Advancing education, research, and global collaboration in clinical mitochondrial medicine

Assessment and management during illness

  1. Assess mental status, and vital signs
  2. Assess ability to maintain oral or G-tube intake
  3. If unable to maintain 1.5-2X maintenance (accounting for both the amount of fluid loss and general catabolism) or if there are abnormal laboratory parameters, recommend IV therapy
    • IV fluids should contain dextrose (D5, D10 or D15)
    • With a very high dextrose delivery, IV insulin should be provided in an ICU setting as an anabolic metabolic signal and to maintain normoglycemia
    • If IV therapy is regularly considered, assess ability and safety of providing home-nursing based IV fluids
  4. Assess cardiac and renal status
  5. Fever control and consideration of antibiotic use; limit frequent acetaminophen use to limit hepatic oxidative stress
  6. Medication, anesthesia, surgical and fasting precautions as outlined in text
  7. Initial labs
    • Urinalysis
    • Electrolytes
    • BUN/creatinine
    • Glucose
    • Liver transaminases
    • Amylase/lipase
    • Blood lactate
    • Ammonia
    • CBC with differential
    • Ketones in blood (beta-hydroxybutyrate and acetoacetate) and urine (dipstick)
    • Creatine kinase
    • Consider checking blood pH
  8. In a patient without a firm diagnosis, also consider obtaining the following
    • Amino acids, plasma
    • Acylcarnitine profile, plasma
    • Organic acids, urine
    • Lactate and Pyruvate, plasma
  9. Subsequent labs
    • Repeat any laboratories that have abnormalities every 6-12 hours for mild discrepancies or more frequently for severe abnormalities
    • Reassess electrolytes daily if in hospital or based on clinical course if treating as an outpatient

Patients with mitochondrial disorders suffer from the same illnesses as other patients.
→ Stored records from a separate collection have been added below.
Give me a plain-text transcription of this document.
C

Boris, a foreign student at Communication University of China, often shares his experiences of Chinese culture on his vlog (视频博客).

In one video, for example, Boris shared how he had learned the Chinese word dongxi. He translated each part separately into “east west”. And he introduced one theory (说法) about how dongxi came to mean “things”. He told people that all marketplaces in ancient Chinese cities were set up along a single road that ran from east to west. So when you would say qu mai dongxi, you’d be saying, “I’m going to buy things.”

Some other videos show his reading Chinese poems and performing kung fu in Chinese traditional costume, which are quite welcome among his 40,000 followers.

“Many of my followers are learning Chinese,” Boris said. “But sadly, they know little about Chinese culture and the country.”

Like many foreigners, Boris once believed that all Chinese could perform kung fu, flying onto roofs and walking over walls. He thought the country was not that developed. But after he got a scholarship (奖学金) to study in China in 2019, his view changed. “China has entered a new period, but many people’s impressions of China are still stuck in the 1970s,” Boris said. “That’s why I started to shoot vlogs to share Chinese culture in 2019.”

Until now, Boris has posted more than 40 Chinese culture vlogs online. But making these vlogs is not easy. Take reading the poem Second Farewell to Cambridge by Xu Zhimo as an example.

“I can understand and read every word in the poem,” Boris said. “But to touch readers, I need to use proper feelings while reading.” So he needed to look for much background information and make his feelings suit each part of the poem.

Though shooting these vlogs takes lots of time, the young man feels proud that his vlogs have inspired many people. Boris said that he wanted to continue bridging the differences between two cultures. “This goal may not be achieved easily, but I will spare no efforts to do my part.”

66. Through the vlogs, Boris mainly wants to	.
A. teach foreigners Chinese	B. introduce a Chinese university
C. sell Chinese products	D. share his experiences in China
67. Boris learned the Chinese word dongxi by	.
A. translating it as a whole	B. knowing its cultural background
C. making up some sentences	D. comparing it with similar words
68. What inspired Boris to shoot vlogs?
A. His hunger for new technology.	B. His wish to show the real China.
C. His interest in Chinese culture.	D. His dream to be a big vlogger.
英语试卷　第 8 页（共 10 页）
Therefore the differential diagnosis should be developed based on the clinical presentation, and not solely with special attention to the mitochondrial diagnosis.

The above recommendations specifically pertain to mitochondrial respiratory chain disorders. There are certain instances where glucose administration may worsen acidosis, including pyruvate dehydrogenase deficiency, where glucose delivery must be reduced or limited.